Toyota Motor
Credit Corporation
6 June 2024
Publication of
Supplementary Prospectus
Toyota Motor Credit Corporation has published a
Supplementary Prospectus dated 6 June 2024 in respect of the
€60,000,000,000 Euro Medium Term Note Programme established by
Toyota Motor Finance (Netherlands) B.V., Toyota Credit Canada Inc.,
Toyota Finance Australia Limited and Toyota Motor Credit
Corporation.
To view the Supplementary Prospectus, please
click on the link below:
http://www.rns-pdf.londonstockexchange.com/rns/4484R_1-2024-6-6.pdf
A copy of the Supplementary Prospectus will be
submitted to the National Storage
Mechanism and will be available shortly at:
https://data.fca.org.uk/#/nsm/nationalstoragemechanism.

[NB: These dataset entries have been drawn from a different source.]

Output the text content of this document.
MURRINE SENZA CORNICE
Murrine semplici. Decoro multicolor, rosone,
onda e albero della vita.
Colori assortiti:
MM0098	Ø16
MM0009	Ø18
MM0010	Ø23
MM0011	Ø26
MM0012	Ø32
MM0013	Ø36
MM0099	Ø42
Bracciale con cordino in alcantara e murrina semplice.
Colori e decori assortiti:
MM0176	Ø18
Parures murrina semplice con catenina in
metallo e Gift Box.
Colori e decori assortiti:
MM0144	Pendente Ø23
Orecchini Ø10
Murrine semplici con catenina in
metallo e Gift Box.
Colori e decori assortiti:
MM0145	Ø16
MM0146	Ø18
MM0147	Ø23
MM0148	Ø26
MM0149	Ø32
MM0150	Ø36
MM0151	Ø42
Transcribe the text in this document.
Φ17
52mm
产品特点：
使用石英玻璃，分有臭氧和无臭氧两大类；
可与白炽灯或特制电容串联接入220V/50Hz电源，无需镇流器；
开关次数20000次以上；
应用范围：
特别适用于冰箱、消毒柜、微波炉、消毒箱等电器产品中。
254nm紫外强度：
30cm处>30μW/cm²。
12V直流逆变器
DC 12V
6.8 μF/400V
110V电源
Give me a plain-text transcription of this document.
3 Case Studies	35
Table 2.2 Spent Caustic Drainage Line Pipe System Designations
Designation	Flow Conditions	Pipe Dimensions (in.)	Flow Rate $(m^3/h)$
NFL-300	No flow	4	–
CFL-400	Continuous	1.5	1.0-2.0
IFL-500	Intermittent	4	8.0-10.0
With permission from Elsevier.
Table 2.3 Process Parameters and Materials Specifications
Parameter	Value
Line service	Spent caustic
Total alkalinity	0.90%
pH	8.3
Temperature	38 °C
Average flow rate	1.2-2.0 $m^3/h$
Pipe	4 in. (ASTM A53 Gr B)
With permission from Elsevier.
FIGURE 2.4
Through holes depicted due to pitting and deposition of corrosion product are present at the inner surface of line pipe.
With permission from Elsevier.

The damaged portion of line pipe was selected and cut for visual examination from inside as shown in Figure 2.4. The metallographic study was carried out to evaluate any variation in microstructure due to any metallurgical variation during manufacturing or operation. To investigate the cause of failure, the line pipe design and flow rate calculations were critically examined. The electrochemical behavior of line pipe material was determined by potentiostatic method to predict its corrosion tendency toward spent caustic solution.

This website is not provided for, or directed
at, U.S. persons or persons in the United States. If you are
a U.S. person or are viewing this page from the United States, you
should exit this section of the website.
DISCLAIMER - INTENDED ADDRESSEES
Please note that the information contained in
the Supplementary Prospectus may be addressed to and/or targeted at
persons who are residents of particular countries (specified in the
Programme Prospectus dated 15 September 2023) only and is not
intended for use and should not be relied upon by any person
outside these countries and/or to whom the offer contained in the
Prospectus is not addressed. Prior to relying on the information
contained in the Supplementary Prospectus, you must ascertain from
the Prospectus whether or not you are part of the intended
addressees of the information contained in the Supplementary
Prospectus.
The Supplementary Prospectus does not contain
or constitute an offer of, or the solicitation of an offer to buy,
securities to any person in the United States or in any
jurisdiction to whom or in which such offer or solicitation is
unlawful. The securities referred to in the Prospectus may not be
offered or sold in the United States absent registration under the
US Securities Act of 1933, as amended (the "Securities Act") or
another exemption from, or in a transaction not subject to, the
registration requirements of the Securities Act. The offer and sale
of the securities referred to in the Prospectus has not been and
will not be registered under the Securities Act. There will be no
public offer of the securities in the United States.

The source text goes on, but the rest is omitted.